The WGS and WES settings provide different calibrations for the joint genotype revision calculations (identical to GLnexus).



The AllQC configurations keep all QC values from reference bands, as discussed above. This should be paired with the `spvcf decode --with-missing-fields` argument to make all FORMAT fields explicit.



**Allele quality filtering.** Unlike GLnexus, GLnext does not apply any variant quality filters by default: any ALT allele with at least one copy called is included in the output. Compared to traditional multiallelic pVCF, the impact of many lower-quality variants is mitigated by the combination of our biallelic representation and spVCF encoding. 



Nonetheless, quality filters may be practically desirable at a certain scale, and can be enabled by setting Java options/properties:



```

-Dconfig.override.discovery.minQUAL1=10 -Dconfig.override.discovery.minQUAL2=5

```



These thresholds include alleles with at least one copy called with Phred QUAL≥10, *or* at least two copies with QUAL≥5. (Analogous to GLnexus min_AQ1 and min_AQ2.)

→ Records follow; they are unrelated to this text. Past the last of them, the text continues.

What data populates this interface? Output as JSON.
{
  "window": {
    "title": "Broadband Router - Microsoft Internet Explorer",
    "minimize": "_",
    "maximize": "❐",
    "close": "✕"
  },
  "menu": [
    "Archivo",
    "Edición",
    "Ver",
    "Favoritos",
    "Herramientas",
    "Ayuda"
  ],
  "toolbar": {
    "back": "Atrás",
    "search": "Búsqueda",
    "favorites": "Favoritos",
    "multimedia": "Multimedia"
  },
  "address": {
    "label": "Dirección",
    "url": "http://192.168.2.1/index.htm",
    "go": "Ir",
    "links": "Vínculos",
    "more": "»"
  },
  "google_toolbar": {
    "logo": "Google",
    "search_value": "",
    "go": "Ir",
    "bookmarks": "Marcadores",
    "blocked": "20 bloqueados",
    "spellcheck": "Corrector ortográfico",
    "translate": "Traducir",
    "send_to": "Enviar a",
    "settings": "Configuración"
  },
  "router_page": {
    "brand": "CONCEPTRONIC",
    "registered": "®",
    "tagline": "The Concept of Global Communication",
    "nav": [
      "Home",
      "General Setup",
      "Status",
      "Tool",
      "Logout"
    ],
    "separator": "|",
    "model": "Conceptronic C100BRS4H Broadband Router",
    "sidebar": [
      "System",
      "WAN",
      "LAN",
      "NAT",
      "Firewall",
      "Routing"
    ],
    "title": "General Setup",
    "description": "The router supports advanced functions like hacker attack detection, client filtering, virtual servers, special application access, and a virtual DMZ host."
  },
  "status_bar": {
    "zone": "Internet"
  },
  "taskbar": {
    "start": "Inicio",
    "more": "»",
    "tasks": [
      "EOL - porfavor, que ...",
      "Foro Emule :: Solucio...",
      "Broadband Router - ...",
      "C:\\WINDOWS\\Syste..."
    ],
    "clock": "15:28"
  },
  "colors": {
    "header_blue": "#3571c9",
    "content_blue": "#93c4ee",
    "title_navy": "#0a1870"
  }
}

**Region filter.** To limit the output spVCF to variants contained within given regions:



* BED file: `--filter-bed myExomeKit.bed`

* Contigs: `--filter-contigs chr1,chr2,chr3,chr4`



If both are supplied, then they're intersected: only variants in *both* a BED region and a filter contig will be called.



**Output file splitting.** By default, the app generates one spvcf.gz output file per contig. For larger cohorts where per-contig files are themselves unwieldy, a BED file can be given to guide further splitting of the spVCF output files with: `--split-bed GRCh38_60Mbp_shards.bed`. The BED regions must fully cover the contigs to be processed without any gaps or overlaps.